If you do this lesson with your class, you should not let them think that their invented statistic is going to be on "the test". They should be told that the point was not the particular statistic they came up with, but the process of measuring discrepancy and using simulation to quantify how probable such a discrepancy is under the null. From now on, they should use the chi-square statistic.

The M&M's, or Possibly Skittles, Activity

Are M&M's produced with the same color frequencies as the Mars website claims? Hand out regular sized bags of regularly colored M&Ms. (Don't use the large or king-sized bags -- too much to count. And don't use the small bags -- not enough data.) Ask your class to compute the chi-squared statistic for their bag. You can then plot these statistics on the board. The distribution of these statistics, however, will NOT look like a chi-squared distribution. Why not? Because M&M's do NOT follow the claimed distribution. (The horror, the horror!) And so the sampling distribution of the chi-square statistic in this case is NOT a chi-square distribution!
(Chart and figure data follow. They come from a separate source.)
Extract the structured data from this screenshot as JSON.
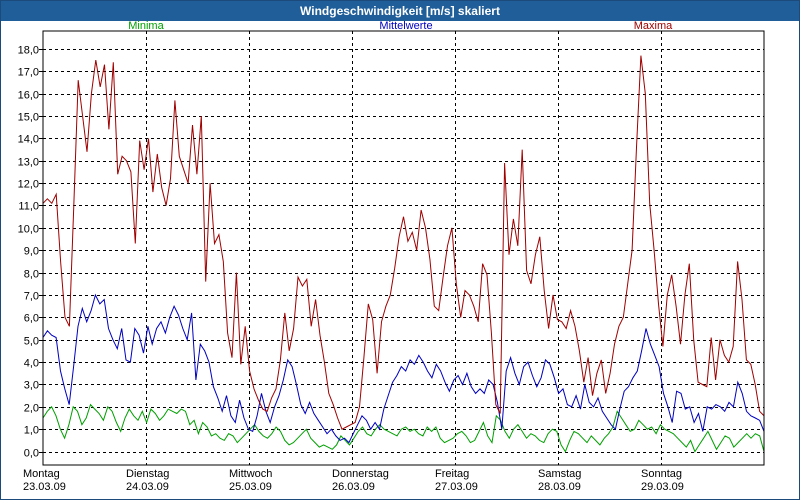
{
  "window": {
    "title": "Windgeschwindigkeit [m/s] skaliert"
  },
  "chart_data": {
    "type": "line",
    "title": "Windgeschwindigkeit [m/s] skaliert",
    "xlabel": "",
    "ylabel": "",
    "ylim": [
      -0.6,
      18.8
    ],
    "x_range": [
      0,
      7
    ],
    "y_ticks": [
      "0,0",
      "1,0",
      "2,0",
      "3,0",
      "4,0",
      "5,0",
      "6,0",
      "7,0",
      "8,0",
      "9,0",
      "10,0",
      "11,0",
      "12,0",
      "13,0",
      "14,0",
      "15,0",
      "16,0",
      "17,0",
      "18,0"
    ],
    "x_ticks": [
      {
        "day": "Montag",
        "date": "23.03.09"
      },
      {
        "day": "Dienstag",
        "date": "24.03.09"
      },
      {
        "day": "Mittwoch",
        "date": "25.03.09"
      },
      {
        "day": "Donnerstag",
        "date": "26.03.09"
      },
      {
        "day": "Freitag",
        "date": "27.03.09"
      },
      {
        "day": "Samstag",
        "date": "28.03.09"
      },
      {
        "day": "Sonntag",
        "date": "29.03.09"
      }
    ],
    "grid": true,
    "legend_position": "top",
    "series": [
      {
        "name": "Minima",
        "color": "#00a000",
        "values": [
          1.5,
          1.8,
          2.0,
          1.6,
          1.0,
          0.6,
          1.2,
          2.0,
          1.8,
          1.2,
          1.5,
          2.1,
          1.9,
          1.7,
          1.4,
          2.0,
          1.8,
          1.3,
          0.9,
          1.5,
          1.9,
          1.6,
          1.4,
          1.8,
          1.3,
          1.9,
          1.7,
          1.4,
          1.6,
          1.9,
          1.8,
          1.7,
          1.9,
          1.8,
          1.2,
          1.4,
          0.8,
          1.3,
          1.1,
          0.7,
          0.8,
          0.6,
          0.5,
          0.8,
          0.7,
          0.4,
          0.6,
          0.8,
          1.0,
          1.2,
          0.9,
          0.7,
          0.6,
          0.8,
          1.1,
          0.9,
          0.5,
          0.3,
          0.4,
          0.6,
          0.8,
          1.0,
          0.6,
          0.4,
          0.2,
          0.3,
          0.2,
          0.1,
          0.3,
          0.7,
          0.5,
          0.3,
          0.6,
          0.9,
          1.1,
          0.8,
          0.7,
          1.0,
          1.2,
          1.0,
          0.9,
          0.8,
          0.7,
          1.0,
          1.1,
          0.9,
          1.0,
          0.8,
          0.7,
          1.1,
          0.9,
          1.1,
          0.6,
          0.4,
          0.5,
          0.6,
          0.8,
          0.9,
          0.7,
          0.4,
          0.5,
          0.9,
          1.3,
          0.7,
          0.4,
          1.6,
          1.4,
          0.9,
          0.6,
          1.0,
          1.2,
          0.9,
          0.6,
          0.8,
          0.7,
          0.5,
          0.4,
          0.8,
          1.0,
          0.9,
          0.3,
          0.0,
          0.5,
          0.9,
          0.8,
          0.6,
          0.4,
          0.7,
          0.5,
          0.3,
          0.6,
          0.8,
          1.1,
          1.8,
          1.5,
          1.2,
          0.9,
          1.0,
          1.4,
          1.2,
          1.0,
          1.1,
          0.8,
          1.2,
          1.0,
          0.9,
          0.8,
          0.6,
          0.4,
          0.2,
          0.5,
          0.0,
          0.3,
          0.6,
          0.9,
          0.5,
          0.1,
          0.4,
          0.7,
          0.6,
          0.2,
          0.4,
          0.6,
          0.8,
          0.6,
          0.8,
          0.7,
          0.0
        ]
      },
      {
        "name": "Mittelwerte",
        "color": "#0000c0",
        "values": [
          5.1,
          5.4,
          5.2,
          5.1,
          3.6,
          2.8,
          2.1,
          3.8,
          5.6,
          6.4,
          5.8,
          6.3,
          7.0,
          6.6,
          6.8,
          5.5,
          5.0,
          4.6,
          5.5,
          4.1,
          4.0,
          5.5,
          5.2,
          4.4,
          5.6,
          4.8,
          5.5,
          5.8,
          5.3,
          6.0,
          6.5,
          6.1,
          5.5,
          5.0,
          6.2,
          3.2,
          4.8,
          4.5,
          4.0,
          2.9,
          2.4,
          1.8,
          2.5,
          1.6,
          1.3,
          2.3,
          1.5,
          1.0,
          0.9,
          1.6,
          2.6,
          1.8,
          1.3,
          2.0,
          2.5,
          3.2,
          4.1,
          3.8,
          3.0,
          2.1,
          1.7,
          2.2,
          1.7,
          1.4,
          1.1,
          0.8,
          1.0,
          0.7,
          0.5,
          0.6,
          0.4,
          0.8,
          1.2,
          1.6,
          1.4,
          1.0,
          1.3,
          1.0,
          1.9,
          2.5,
          3.1,
          3.4,
          3.8,
          3.6,
          4.1,
          3.9,
          4.3,
          4.0,
          3.6,
          3.3,
          3.9,
          3.6,
          3.1,
          2.7,
          3.2,
          3.4,
          3.0,
          3.5,
          2.9,
          2.6,
          2.8,
          2.6,
          3.2,
          3.0,
          2.2,
          1.0,
          3.6,
          4.2,
          3.5,
          3.0,
          3.8,
          4.0,
          3.4,
          2.9,
          3.3,
          4.1,
          3.9,
          3.3,
          2.6,
          2.8,
          2.1,
          2.0,
          2.5,
          1.9,
          3.0,
          2.2,
          2.0,
          2.4,
          1.8,
          1.5,
          1.2,
          1.0,
          1.9,
          2.7,
          2.9,
          3.3,
          3.6,
          4.5,
          5.5,
          4.8,
          4.3,
          3.8,
          2.6,
          2.0,
          1.3,
          2.7,
          2.6,
          1.9,
          2.0,
          1.3,
          1.7,
          0.9,
          2.0,
          1.9,
          2.1,
          2.0,
          1.8,
          2.2,
          2.0,
          3.1,
          2.6,
          1.8,
          1.6,
          1.5,
          1.4,
          0.9
        ]
      },
      {
        "name": "Maxima",
        "color": "#a00000",
        "values": [
          11.1,
          11.3,
          11.1,
          11.5,
          8.5,
          6.0,
          5.6,
          11.0,
          16.6,
          15.0,
          13.4,
          16.0,
          17.5,
          16.3,
          17.3,
          14.4,
          17.4,
          12.4,
          13.2,
          13.0,
          12.5,
          9.3,
          13.9,
          12.6,
          14.0,
          11.6,
          13.3,
          11.8,
          11.0,
          12.2,
          15.7,
          13.2,
          12.6,
          12.0,
          14.6,
          12.4,
          15.0,
          7.6,
          12.0,
          9.3,
          9.7,
          8.5,
          5.3,
          4.2,
          8.0,
          3.9,
          5.6,
          3.6,
          2.8,
          2.3,
          1.9,
          1.8,
          2.4,
          2.8,
          4.1,
          6.2,
          4.5,
          5.5,
          7.8,
          7.4,
          7.7,
          5.6,
          6.8,
          5.2,
          4.0,
          2.6,
          2.1,
          1.5,
          1.0,
          1.1,
          1.2,
          1.3,
          2.0,
          4.2,
          6.6,
          5.9,
          3.5,
          5.8,
          6.5,
          7.0,
          8.2,
          9.6,
          10.5,
          9.4,
          9.8,
          9.0,
          10.8,
          10.0,
          8.6,
          6.5,
          6.3,
          7.8,
          9.2,
          10.0,
          7.5,
          6.0,
          7.2,
          7.0,
          6.5,
          5.8,
          8.4,
          7.9,
          5.3,
          2.1,
          1.7,
          12.9,
          8.8,
          10.4,
          9.2,
          13.5,
          8.1,
          7.5,
          8.8,
          9.6,
          7.2,
          5.5,
          7.0,
          5.9,
          5.8,
          5.5,
          6.3,
          5.6,
          4.5,
          3.1,
          4.2,
          2.5,
          3.5,
          4.1,
          2.6,
          3.5,
          4.8,
          5.6,
          6.0,
          7.5,
          9.0,
          13.6,
          17.7,
          16.0,
          11.1,
          9.0,
          6.6,
          4.7,
          7.0,
          7.9,
          6.5,
          4.8,
          7.0,
          8.4,
          5.0,
          3.1,
          3.0,
          2.9,
          5.1,
          3.2,
          5.0,
          4.3,
          4.0,
          4.7,
          8.5,
          6.8,
          4.1,
          3.9,
          3.0,
          1.8,
          1.6
        ]
      }
    ]
  }
}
You might also try (assuming you live in a district with good dentists) the same experiment with Skittles. Skittles, I am happy to report, do follow the advertised distribution of colors (uniform). And so if you plot your students' individual chi-square statistics you will see a chi-square distribution. also, about 5% of your class should reject the null hypothesis, even though the rest don't. A nice lesson in Type I error!

M&Ms web site which contains the distribution of colors.  Last time we checked it was 13% brown, 14% yellow, 13% red, 24% blue, 20% orange and 16% green.